UK artist, Clive Batkin, works comparable wonders from his St Albans garden shed. (Very Chitty Chitty Bang Bang but hey, have you ever seen a more Steampunk film in your life?) Said shed is apparently in danger of having its roof destroyed, as full as it is with things awaiting steam and punkage and stepping into Batkin’s home is apparently like stepping back in time. Fans, desk lamps, fridges – taking the ‘mod’ out of ‘mod con’, nothing is safe from the tinkering hands of this pioneering inventor. Here’s some good news for all you budding Steampunks – Batkin sees this art as something anyone can achieve, with a little bit of perseverance and a bigger bit of elbow grease. “To do some stuff, a relative amount of expertise is quite good but you could really get involved at any level. Using things in innovative ways without any craftsmanship is still Steampunk.”

And the better news? It’s cheap, like the budgie. Thanks to mankind’s propensity to chuck anything and everything out onto the street, you can find your materials pretty much anywhere. Batkin’s a skip diver. “I have always been collecting stuff and have always got it from skips. I really like seeing something quite modern and thinking, ‘with a little bit of screwing and drilling, I could turn that into something else.’”

The UK’s a bit behind the times where all this is concerned, unfortunately, but are we really that surprised? America’s got the Steampunk thang down to a fine art and we’re only just beginning to discover its potential. According to Batkin, the number of American Maker Faires – conventions where people get together to construct, destroy, concoct – is impressive and dear old Blighty’s yet to have its first one. But fear not, for it is on the way! Get yourself down to Newcastle over the weekend of the 14 & 15 March if you want to see Steampunk in real time. It promises to be a great, goggle-opening couple of days.

For a revolution, this has admittedly been a little slow in coming, having been a fantasy fiction genre since the ‘80s but thanks to t’interweb more and more people are discovering the sex appeal of Steampunk through a variety of different mediums.

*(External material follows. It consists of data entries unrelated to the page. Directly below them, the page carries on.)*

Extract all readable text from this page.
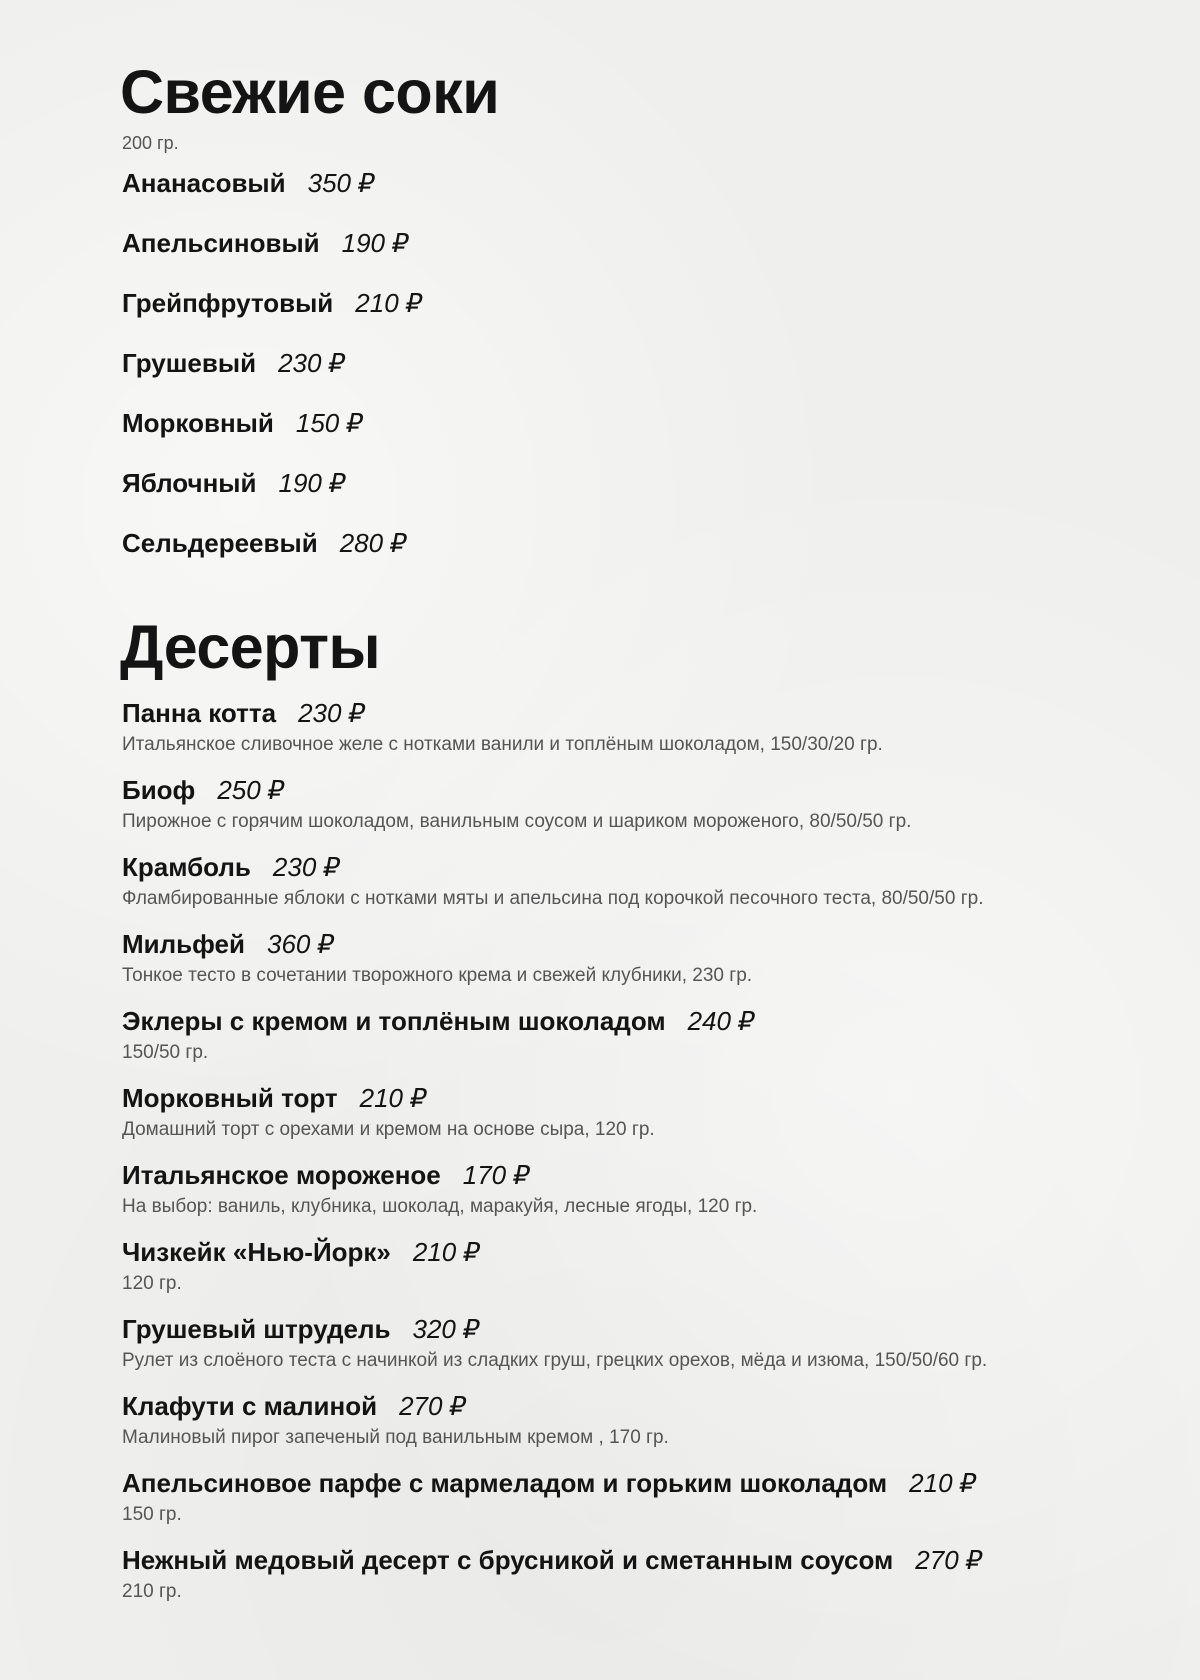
Свежие соки
200 гр.
Ананасовый 350 ₽
Апельсиновый 190 ₽
Грейпфрутовый 210 ₽
Грушевый 230 ₽
Морковный 150 ₽
Яблочный 190 ₽
Сельдереевый 280 ₽
Десерты
Панна котта 230 ₽
Итальянское сливочное желе с нотками ванили и топлёным шоколадом, 150/30/20 гр.
Биоф 250 ₽
Пирожное с горячим шоколадом, ванильным соусом и шариком мороженого, 80/50/50 гр.
Крамболь 230 ₽
Фламбированные яблоки с нотками мяты и апельсина под корочкой песочного теста, 80/50/50 гр.
Мильфей 360 ₽
Тонкое тесто в сочетании творожного крема и свежей клубники, 230 гр.
Эклеры с кремом и топлёным шоколадом 240 ₽
150/50 гр.
Морковный торт 210 ₽
Домашний торт с орехами и кремом на основе сыра, 120 гр.
Итальянское мороженое 170 ₽
На выбор: ваниль, клубника, шоколад, маракуйя, лесные ягоды, 120 гр.
Чизкейк «Нью-Йорк» 210 ₽
120 гр.
Грушевый штрудель 320 ₽
Рулет из слоёного теста с начинкой из сладких груш, грецких орехов, мёда и изюма, 150/50/60 гр.
Клафути с малиной 270 ₽
Малиновый пирог запеченый под ванильным кремом , 170 гр.
Апельсиновое парфе с мармеладом и горьким шоколадом 210 ₽
150 гр.
Нежный медовый десерт с брусникой и сметанным соусом 270 ₽
210 гр.
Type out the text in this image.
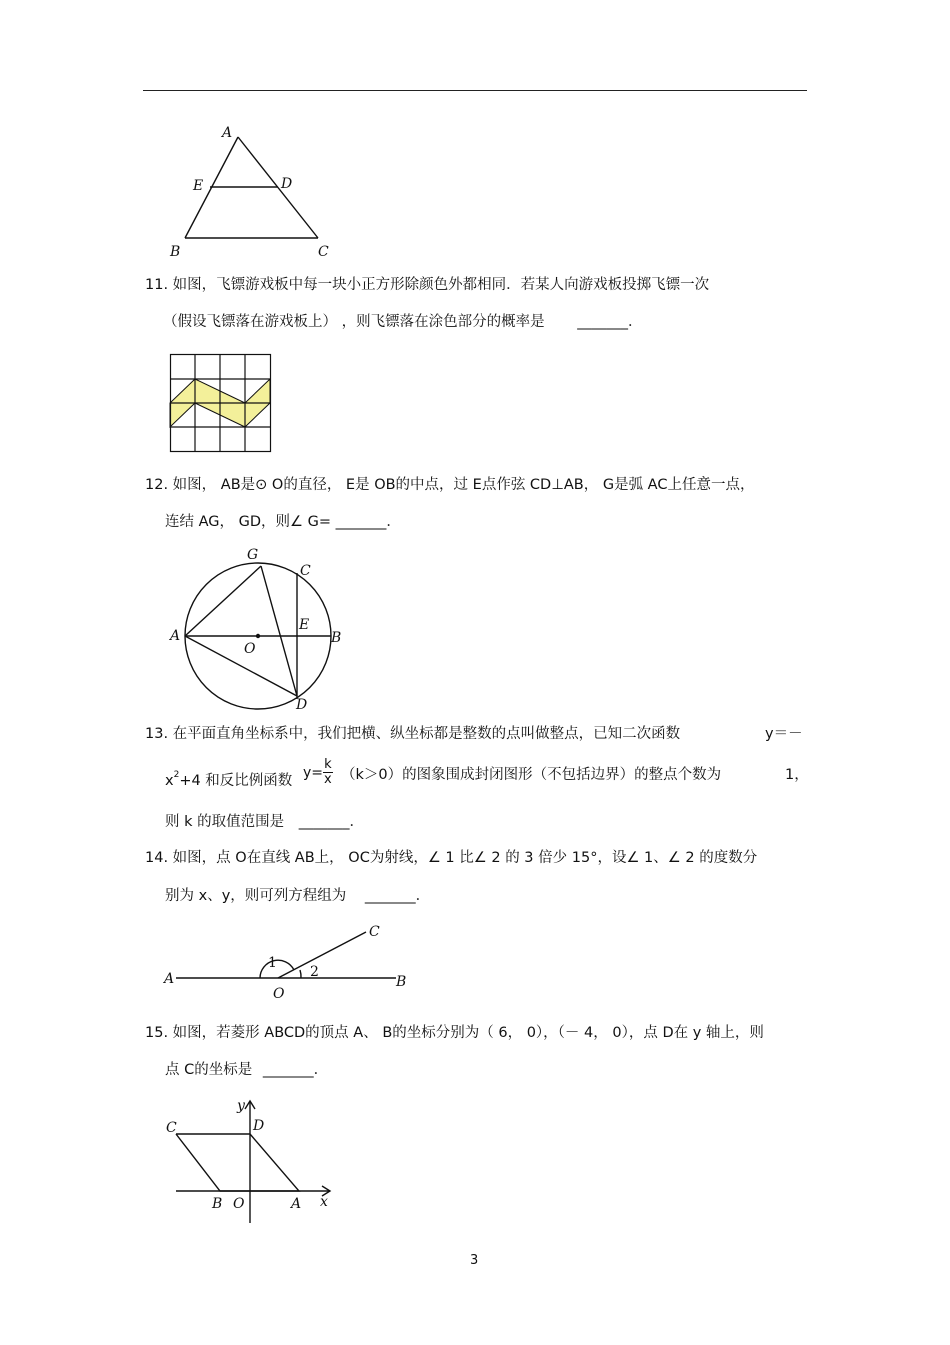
A
E	D
B	C
11. 如图，飞镖游戏板中每一块小正方形除颜色外都相同．若某人向游戏板投掷飞镖一次
（假设飞镖落在游戏板上） ，则飞镖落在涂色部分的概率是 _______．
12. 如图， AB是⊙ O的直径， E是 OB的中点，过 E点作弦 CD⊥AB， G是弧 AC上任意一点，
连结 AG， GD，则∠ G= _______．
G
C
E
A	B
O
D
13. 在平面直角坐标系中，我们把横、纵坐标都是整数的点叫做整点，已知二次函数	y＝－
$x^2+4$ 和反比例函数
$y= \frac{k}{x} (k>0)$的图象围成封闭图形（不包括边界）的整点个数为	1，
则 k 的取值范围是 _______．
14. 如图，点 O在直线 AB上， OC为射线，∠ 1 比∠ 2 的 3 倍少 15°，设∠ 1、∠ 2 的度数分
别为 x、y，则可列方程组为 _______．
C
1
2
A	B
O
15. 如图，若菱形 ABCD的顶点 A、 B的坐标分别为（ 6， 0），（－ 4， 0），点 D在 y 轴上，则
点 C的坐标是 _______．
y
C	D
B O	A x
3
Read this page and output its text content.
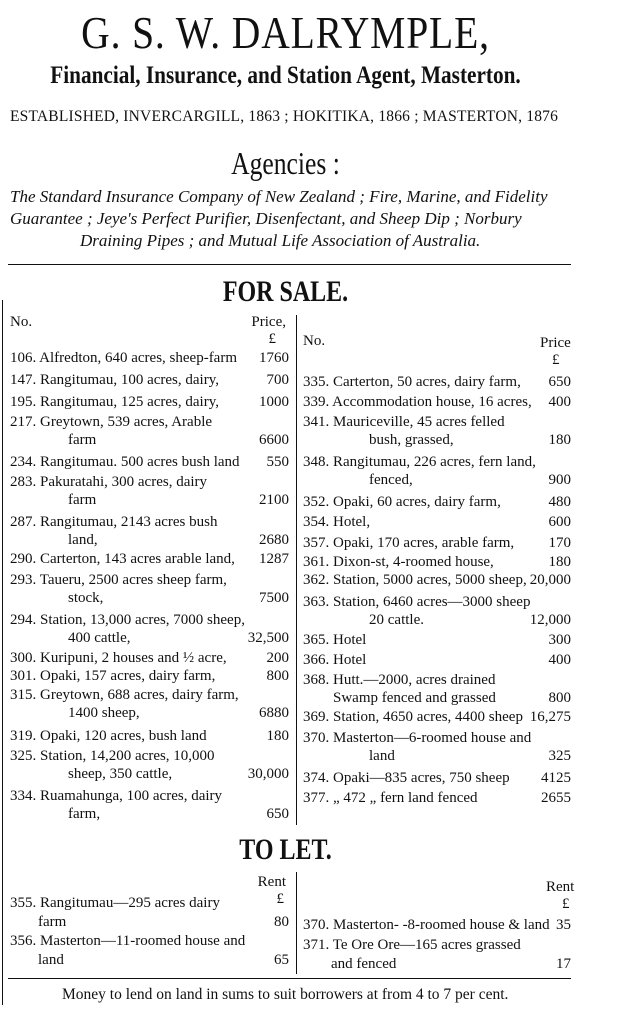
G. S. W. DALRYMPLE,
Financial, Insurance, and Station Agent, Masterton.
ESTABLISHED, INVERCARGILL, 1863 ; HOKITIKA, 1866 ; MASTERTON, 1876
Agencies :
The Standard Insurance Company of New Zealand ; Fire, Marine, and Fidelity
Guarantee ; Jeye's Perfect Purifier, Disenfectant, and Sheep Dip ; Norbury
Draining Pipes ; and Mutual Life Association of Australia.
FOR SALE.
No.	Price,
£
106. Alfredton, 640 acres, sheep-farm	1760
147. Rangitumau, 100 acres, dairy,	700
195. Rangitumau, 125 acres, dairy,	1000
217. Greytown, 539 acres, Arable
farm	6600
234. Rangitumau. 500 acres bush land	550
283. Pakuratahi, 300 acres, dairy
farm	2100
287. Rangitumau, 2143 acres bush
land,	2680
290. Carterton, 143 acres arable land,	1287
293. Taueru, 2500 acres sheep farm,
stock,	7500
294. Station, 13,000 acres, 7000 sheep,
400 cattle,	32,500
300. Kuripuni, 2 houses and ½ acre,	200
301. Opaki, 157 acres, dairy farm,	800
315. Greytown, 688 acres, dairy farm,
1400 sheep,	6880
319. Opaki, 120 acres, bush land	180
325. Station, 14,200 acres, 10,000
sheep, 350 cattle,	30,000
334. Ruamahunga, 100 acres, dairy
farm,	650
No.	Price
£
335. Carterton, 50 acres, dairy farm,	650
339. Accommodation house, 16 acres,	400
341. Mauriceville, 45 acres felled
bush, grassed,	180
348. Rangitumau, 226 acres, fern land,
fenced,	900
352. Opaki, 60 acres, dairy farm,	480
354. Hotel,	600
357. Opaki, 170 acres, arable farm,	170
361. Dixon-st, 4-roomed house,	180
362. Station, 5000 acres, 5000 sheep, 20,000
363. Station, 6460 acres—3000 sheep
20 cattle.	12,000
365. Hotel	300
366. Hotel	400
368. Hutt.—2000, acres drained
Swamp fenced and grassed	800
369. Station, 4650 acres, 4400 sheep 16,275
370. Masterton—6-roomed house and
land	325
374. Opaki—835 acres, 750 sheep	4125
377. „ 472 „ fern land fenced	2655
TO LET.
Rent
£
355. Rangitumau—295 acres dairy
farm	80
356. Masterton—11-roomed house and
land	65
Rent
£
370. Masterton- -8-roomed house & land 35
371. Te Ore Ore—165 acres grassed
and fenced	17
Money to lend on land in sums to suit borrowers at from 4 to 7 per cent.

Steampunk fashion is so on the up-and-up but we’re having none of this Russell-Brand-neo-dandyism malarkey. It’s far more interesting than that. Map-patterned corsets, cogs on…well, basically anything, waistcoats, paisley bowties, top hats, pilot hats, bonnets with machinery on them, goggles – it really is all about the goggles – feathers, velvet, all mixed in with a healthy smattering of modern sartorialism will make anyone look at you twice, and for all the right reasons. And, whilst it’s readily available for purchase, it’s also incredibly easy to achieve yourself. Find whatever you want to Steamify, break a mechanical watch or two and stick the parts on it. Job done.

As for Steampunk music, the American ‘air pirates’ Abney Park industrialise it the best, but we’re not talking Nine Inch Nails here. There’s elegance and refinement in their songs, as well as more mechanised intonations, but listening to them is like time travel in itself, although whether you’re going backwards or forwards is difficult to say. And their instruments are Steampunk pimped so it’s all a bit mesmerising, really. Luckily for us in the know, they’re zipping over from Seattle in their dirigible at the end of April for gigs in London and at the Whitby Gothic Weekend. Has the MADE stamp of approval, indeed!

So – any prospective Caractacus Potts out there, now that you’ve finished reading? We certainly hope so because this is one MADE favourite that refuses to quit. Just remember our golden rule and goggle it up right nice. Happy Steampunking, people.